In Italia un genitore rom o sinto non ha bisogno di mettere la croce su una casella per rivelare alla scuola l’origine etnica di suo figlio. Già altri, prima di lui, ci hanno pensato. C’è l’Europa che finanzia progetti per la specifica inclusione scolastica dei bambini rom nelle classi delle scuole italiane. Ci sono programmi nazionali nelle città metropolitane italiane, supervisionati da prestigiosi istituti di ricerca, che operano con azioni negli istituti scolastici e per farlo devono necessariamente individuare l’origine etnica – rom o sinta – dell’alunno. In molte città italiane, a partire da Roma, presso il Dipartimento Scuola ci sono uffici dedicati alla scolarizzazione di bambini “nomadi” con elenchi tenuti costantemente aggiornati. Per i bambini rom che vanno a scuola ci sono azioni, mediatori culturali, pulmini dedicati… e tanti, tanti fondi.
Queste azioni hanno una genesi negli anni Settanta, con le prime convenzioni stipulate tra l’Opera Nomadi, l’Università di Padova e il Ministero dell’Istruzione e oggi, pur se con soggetti diversi, continuano a restare attive. Il grave gesto della scuola di Fossò, quindi, è purtroppo solo una grave “svista” che si inserisce all’interno di una cornice di discriminazione scolastica ben più ampia, che vede da decenni in prima fila ministri, sindaci, assessori, associazioni del terzo settore e che considera sempre e comunque il bambino rom in classe come un “bambino a parte”.
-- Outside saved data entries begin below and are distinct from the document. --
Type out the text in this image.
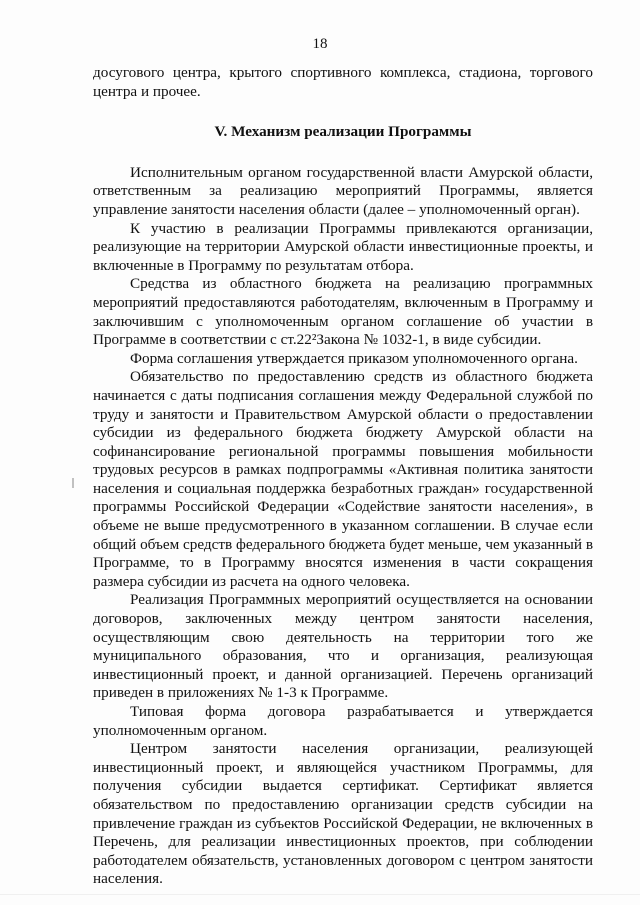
18

досугового центра, крытого спортивного комплекса, стадиона, торгового центра и прочее.

V. Механизм реализации Программы

Исполнительным органом государственной власти Амурской области, ответственным за реализацию мероприятий Программы, является управление занятости населения области (далее – уполномоченный орган).

К участию в реализации Программы привлекаются организации, реализующие на территории Амурской области инвестиционные проекты, и включенные в Программу по результатам отбора.

Средства из областного бюджета на реализацию программных мероприятий предоставляются работодателям, включенным в Программу и заключившим с уполномоченным органом соглашение об участии в Программе в соответствии с ст.22²Закона № 1032-1, в виде субсидии.

Форма соглашения утверждается приказом уполномоченного органа.

Обязательство по предоставлению средств из областного бюджета начинается с даты подписания соглашения между Федеральной службой по труду и занятости и Правительством Амурской области о предоставлении субсидии из федерального бюджета бюджету Амурской области на софинансирование региональной программы повышения мобильности трудовых ресурсов в рамках подпрограммы «Активная политика занятости населения и социальная поддержка безработных граждан» государственной программы Российской Федерации «Содействие занятости населения», в объеме не выше предусмотренного в указанном соглашении. В случае если общий объем средств федерального бюджета будет меньше, чем указанный в Программе, то в Программу вносятся изменения в части сокращения размера субсидии из расчета на одного человека.

Реализация Программных мероприятий осуществляется на основании договоров, заключенных между центром занятости населения, осуществляющим свою деятельность на территории того же муниципального образования, что и организация, реализующая инвестиционный проект, и данной организацией. Перечень организаций приведен в приложениях № 1-3 к Программе.

Типовая форма договора разрабатывается и утверждается уполномоченным органом.

Центром занятости населения организации, реализующей инвестиционный проект, и являющейся участником Программы, для получения субсидии выдается сертификат. Сертификат является обязательством по предоставлению организации средств субсидии на привлечение граждан из субъектов Российской Федерации, не включенных в Перечень, для реализации инвестиционных проектов, при соблюдении работодателем обязательств, установленных договором с центром занятости населения.
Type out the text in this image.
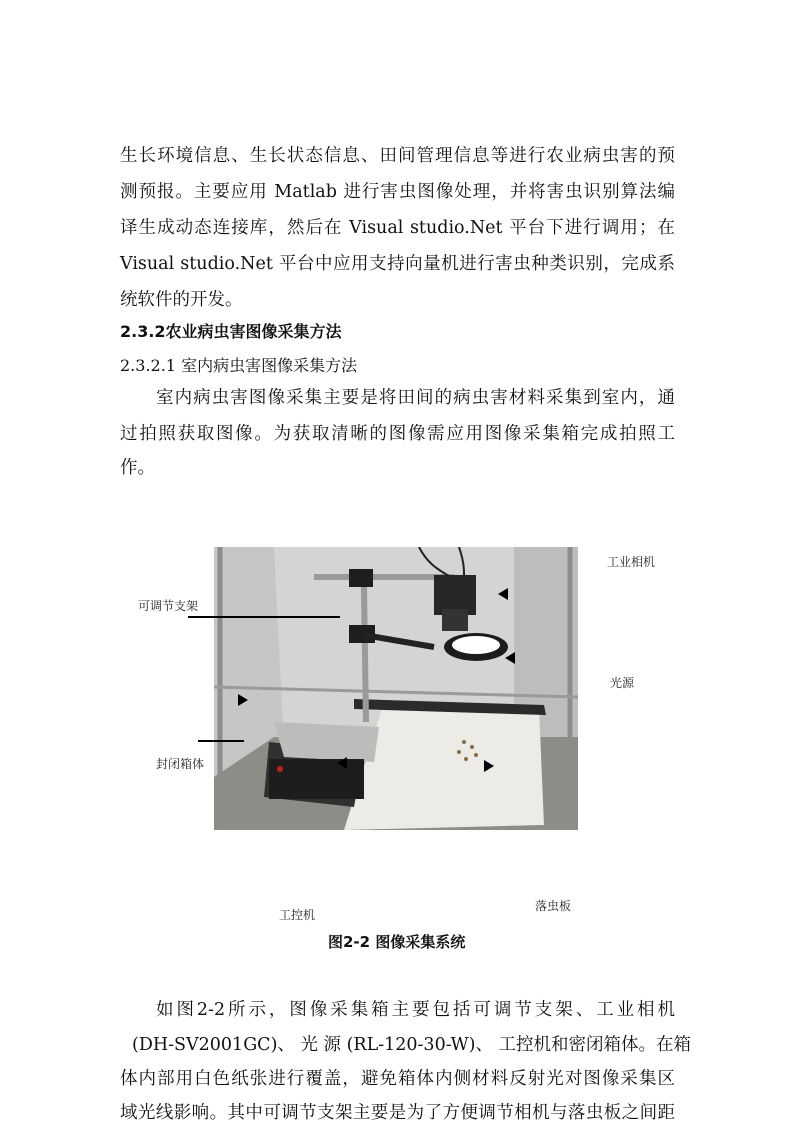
生长环境信息、生长状态信息、田间管理信息等进行农业病虫害的预
测预报。主要应用 Matlab 进行害虫图像处理，并将害虫识别算法编
译生成动态连接库，然后在 Visual studio.Net 平台下进行调用；在
Visual studio.Net 平台中应用支持向量机进行害虫种类识别，完成系
统软件的开发。
2.3.2农业病虫害图像采集方法
2.3.2.1 室内病虫害图像采集方法
室内病虫害图像采集主要是将田间的病虫害材料采集到室内，通
过拍照获取图像。为获取清晰的图像需应用图像采集箱完成拍照工
作。
工业相机
可调节支架
光源
封闭箱体
落虫板
工控机
图2-2 图像采集系统
如图2-2所示，图像采集箱主要包括可调节支架、工业相机
(DH-SV2001GC)、 光 源 (RL-120-30-W)、 工控机和密闭箱体。在箱
体内部用白色纸张进行覆盖，避免箱体内侧材料反射光对图像采集区
域光线影响。其中可调节支架主要是为了方便调节相机与落虫板之间距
L’esempio lampante lo troviamo nelle Linee guida per l’accoglienza e l’integrazione degli alunni stranieri del Ministero dell’Istruzione, dell’Università e della Ricerca del 2014. Nell’opuscolo un intero capitolo è dedicato agli “alunni nomadi”, pensati perennemente come una minoranza composta da nomadi immigrati.
Il testo specifica: “La partecipazione di questi alunni alla vita della scuola non è un fatto scontato. Si riscontra ancora un elevatissimo tasso di evasione scolastica e di frequenza irregolare. Non bisogna però ritenere che questi comportamenti derivino esclusivamente da un rifiuto a integrarsi: accanto a fattori di oggettiva deprivazione socioeconomica, vi è infatti una fondamentale resistenza psicologica verso un processo – quello della scolarizzazione – percepito come un’imposizione e una minaccia alla propria identità culturale, cui si associano, d’altra parte, consuetudini sociali e linguistiche profondamente diverse dalle nostre. I bambini rom sono quindi abituati ad imparare interagendo direttamente, in modo personale e concreto, con i membri della propria comunità, e per questo appaiono poco inclini a prestare attenzione al discorso, anonimo e astratto, rivolto dall’insegnante all’intera classe. Lavorare con alunni e famiglie rom, sinti e caminanti richiede molta flessibilità e disponibilità ad impostare percorsi di apprendimento specifici e personalizzati, che tengano conto del retroterra culturale di queste popolazioni”.
Probabilmente è leggendo questa aberrazione concettuale che il dirigente della scuola di Fossò si sarà sentito in dovere di predisporre la scheda oggetto delle polemiche che ne sono seguite. E senza la rimozione di ciò che è fissato dalla Stato, la “disattenzione” compiuta in buona o cattiva fede resterà anche in futuro dietro l’angolo.